Passer de micro-entreprise à société : les 3 signaux qui ne trompent pas
En 2026, une micro-entreprise en prestations de services doit basculer vers une société dès lors qu'elle dépasse durablement les seuils fiscaux, sans quoi elle paie plus cher qu'une SASU ou une EURL. Trois chiffres à retenir : le seuil micro-services est fixé à 83 600 € et celui des ventes à 203 100
Voici une phrase que personne n'aime entendre : votre micro-entreprise vous coûte de l'argent sans que vous le sachiez. Pas parce qu'elle est mal gérée, mais parce que passer de micro-entreprise à société est une décision de timing, pas de plafond. La plupart des guides vous expliquent la procédure. Peu vous disent quand appuyer sur le bouton. Le régime micro-social calcule vos cotisations en pourcentage direct du chiffre d'affaires encaissé, sans jamais tenir compte de vos charges réelles. C'est simple, et c'est justement là que ça coince pour certains profils. On répare ça tout de suite, chiffres 2026 à l'appui.
Ce n'est pas votre chiffre d'affaires qui doit décider pour vous, ce sont trois signaux mesurables. Dépassement confirmé des seuils, charges réelles qui dépassent l'abattement forfaitaire, besoin de structure. Le reste, en particulier l'angoisse du plafond qui approche, relève plus du folklore entrepreneurial que de la stratégie.
Quand passer de micro-entreprise à société : les 3 signaux qui ne trompent pas
Trois signaux, et seulement trois, indiquent qu'il faut passer en société : un dépassement confirmé des seuils sur deux années, des charges réelles supérieures à l'abattement forfaitaire, et un besoin concret de structure juridique. Un seul de ces signaux isolé ne suffit pas à justifier la bascule. Les trois réunis, si.
Signal 1 : le dépassement confirmé, pas le dépassement ponctuel. En 2026, les seuils micro-entreprise s'établissent à 83 600 € pour les prestations de services et 203 100 € pour la vente de marchandises. Beaucoup de créateurs paniquent dès qu'ils frôlent ce seuil une année. Erreur : le régime ne saute que si le seuil est franchi deux années civiles consécutives. Dépasser une fois, revenir en dessous l'année suivante, et vous restez tranquillement en micro. C'est l'un des points les plus mal compris du statut, et il évite bien des paniques de fin d'année.
Signal 2 : vos charges réelles mangent l'abattement forfaitaire. En micro, l'administration applique un abattement automatique censé couvrir vos frais professionnels : 71 % pour la vente, 50 % pour les prestations BIC, 34 % pour les activités BNC. Si vous êtes consultant et que vos frais réels (matériel, sous-traitance, déplacements, logiciels) dépassent 34 % de votre chiffre d'affaires, vous payez des impôts sur de l'argent que vous n'avez, en réalité, jamais gardé. En SASU comme en EURL, la déduction des charges réelles change la donne : chaque dépense professionnelle vient réduire le résultat imposable, au lieu de se contenter d'un pourcentage théorique. C'est le signal le plus sournois, parce qu'il ne fait pas de bruit : il grignote, discrètement, chaque déclaration.

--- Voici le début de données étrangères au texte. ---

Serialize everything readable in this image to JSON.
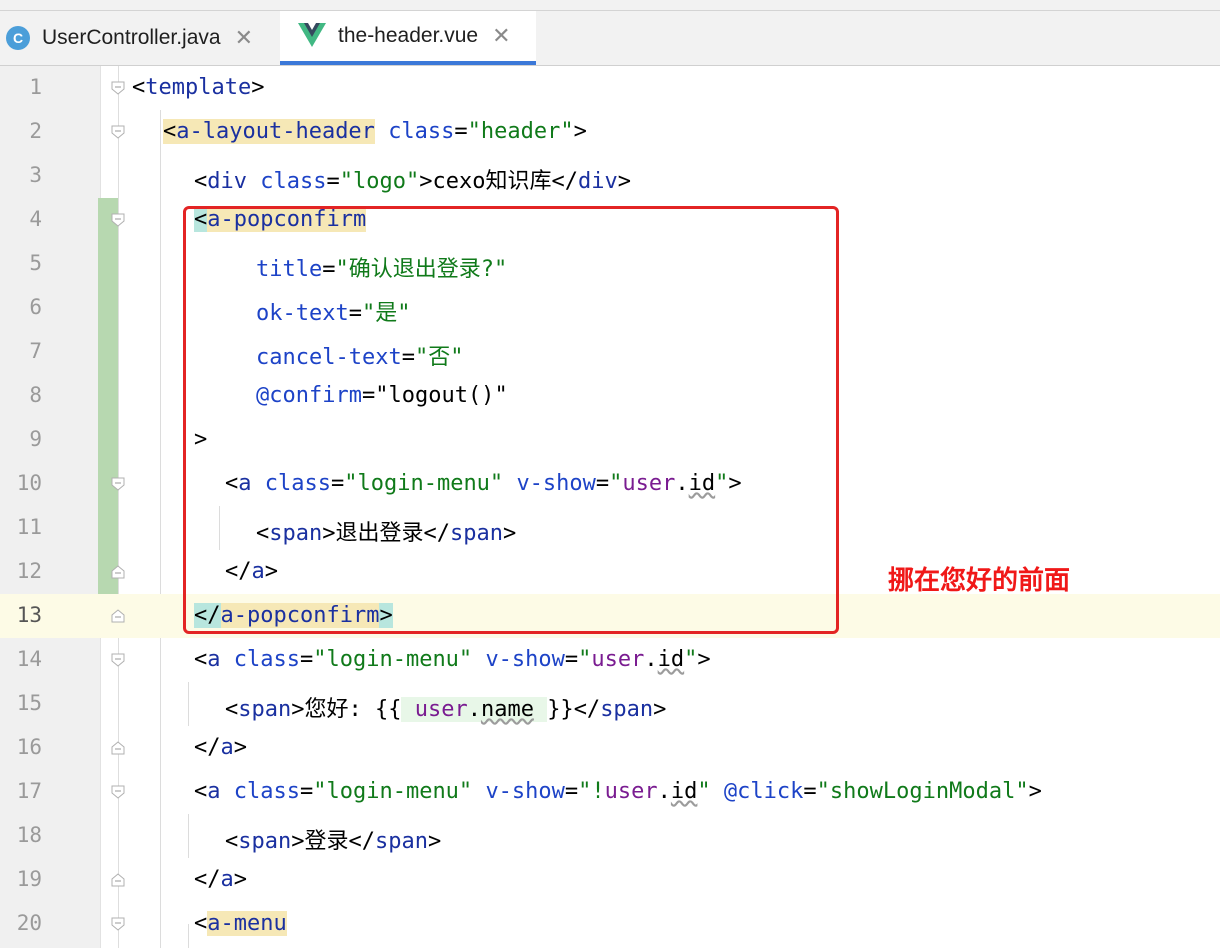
{
  "tabs": [
    {
      "icon": "java-class-icon",
      "icon_letter": "C",
      "label": "UserController.java",
      "active": false
    },
    {
      "icon": "vue-icon",
      "label": "the-header.vue",
      "active": true
    }
  ],
  "lines": [
    {
      "n": "1"
    },
    {
      "n": "2"
    },
    {
      "n": "3"
    },
    {
      "n": "4"
    },
    {
      "n": "5"
    },
    {
      "n": "6"
    },
    {
      "n": "7"
    },
    {
      "n": "8"
    },
    {
      "n": "9"
    },
    {
      "n": "10"
    },
    {
      "n": "11"
    },
    {
      "n": "12"
    },
    {
      "n": "13",
      "current": true
    },
    {
      "n": "14"
    },
    {
      "n": "15"
    },
    {
      "n": "16"
    },
    {
      "n": "17"
    },
    {
      "n": "18"
    },
    {
      "n": "19"
    },
    {
      "n": "20"
    }
  ],
  "code": {
    "l1": {
      "open": "<",
      "tag": "template",
      "close": ">"
    },
    "l2": {
      "lt": "<",
      "tag": "a-layout-header",
      "attr": "class",
      "eq": "=",
      "val": "\"header\"",
      "gt": ">"
    },
    "l3": {
      "lt": "<",
      "tag": "div",
      "attr": "class",
      "eq": "=",
      "val": "\"logo\"",
      "gt": ">",
      "text": "cexo知识库",
      "endlt": "</",
      "endtag": "div",
      "endgt": ">"
    },
    "l4": {
      "lt": "<",
      "tag": "a-popconfirm"
    },
    "l5": {
      "attr": "title",
      "eq": "=",
      "val": "\"确认退出登录?\""
    },
    "l6": {
      "attr": "ok-text",
      "eq": "=",
      "val": "\"是\""
    },
    "l7": {
      "attr": "cancel-text",
      "eq": "=",
      "val": "\"否\""
    },
    "l8": {
      "attr": "@confirm",
      "eq": "=",
      "val_open": "\"",
      "val_fn": "logout()",
      "val_close": "\""
    },
    "l9": {
      "gt": ">"
    },
    "l10": {
      "lt": "<",
      "tag": "a",
      "attr1": "class",
      "eq1": "=",
      "val1": "\"login-menu\"",
      "attr2": "v-show",
      "eq2": "=",
      "q_open": "\"",
      "var": "user",
      "dot": ".",
      "prop": "id",
      "q_close": "\"",
      "gt": ">"
    },
    "l11": {
      "lt": "<",
      "tag": "span",
      "gt": ">",
      "text": "退出登录",
      "endlt": "</",
      "endtag": "span",
      "endgt": ">"
    },
    "l12": {
      "lt": "</",
      "tag": "a",
      "gt": ">"
    },
    "l13": {
      "lt": "</",
      "tag": "a-popconfirm",
      "gt": ">"
    },
    "l14": {
      "lt": "<",
      "tag": "a",
      "attr1": "class",
      "eq1": "=",
      "val1": "\"login-menu\"",
      "attr2": "v-show",
      "eq2": "=",
      "q_open": "\"",
      "var": "user",
      "dot": ".",
      "prop": "id",
      "q_close": "\"",
      "gt": ">"
    },
    "l15": {
      "lt": "<",
      "tag": "span",
      "gt": ">",
      "text": "您好: {{",
      "var": "user",
      "dot": ".",
      "prop": "name",
      "text2": "}}",
      "endlt": "</",
      "endtag": "span",
      "endgt": ">"
    },
    "l16": {
      "lt": "</",
      "tag": "a",
      "gt": ">"
    },
    "l17": {
      "lt": "<",
      "tag": "a",
      "attr1": "class",
      "eq1": "=",
      "val1": "\"login-menu\"",
      "attr2": "v-show",
      "eq2": "=",
      "q_open": "\"!",
      "var": "user",
      "dot": ".",
      "prop": "id",
      "q_close": "\"",
      "attr3": "@click",
      "eq3": "=",
      "val3": "\"showLoginModal\"",
      "gt": ">"
    },
    "l18": {
      "lt": "<",
      "tag": "span",
      "gt": ">",
      "text": "登录",
      "endlt": "</",
      "endtag": "span",
      "endgt": ">"
    },
    "l19": {
      "lt": "</",
      "tag": "a",
      "gt": ">"
    },
    "l20": {
      "lt": "<",
      "tag": "a-menu"
    }
  },
  "annotation": "挪在您好的前面",
  "colors": {
    "highlight_box": "#e32424",
    "active_tab_underline": "#3b78d8",
    "change_bar": "#b7d8b0"
  }
}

Signal 3 : vous avez besoin d'une structure, pas d'un statut. Un client grand compte qui exige une société avant de signer, un projet d'embauche, une envie de lever des fonds ou simplement de trouver de nouveaux clients B2B plus exigeants sur le papier : ce signal-là ne se calcule pas en pourcentage, il se ressent sur le terrain commercial. Bonus non négligeable au passage : votre patrimoine personnel protégé, la responsabilité étant en principe limitée à vos apports dans la société.
Le diagnostic en 5 questions
Un diagnostic fiable tient en cinq questions fermées : si vous répondez oui à trois d'entre elles ou plus, le passage en société mérite d'être chiffré sérieusement cette semaine, pas dans six mois.
- Avez-vous dépassé le seuil de votre catégorie d'activité au cours des deux dernières années civiles ?
- Vos charges professionnelles réelles dépassent-elles l'abattement forfaitaire de votre catégorie (34 %, 50 % ou 71 %) ?
- Un client ou partenaire vous a-t-il déjà demandé une structure en société pour continuer à travailler ensemble ?
- Envisagez-vous d'embaucher, de vous associer ou de lever des fonds dans les 12 prochains mois ?
- Votre TJM ou vos tarifs ont-ils suffisamment augmenté pour que la déduction des charges réelles devienne significative face à l'abattement forfaitaire ?
Trois oui ou plus : direction société. Deux ou moins : restez en micro, et refaites le test dans six mois. Aucune honte à cocher zéro case, d'ailleurs. Beaucoup d'activités très rentables restent en micro toute leur vie parce que leurs charges réelles sont ridiculement basses.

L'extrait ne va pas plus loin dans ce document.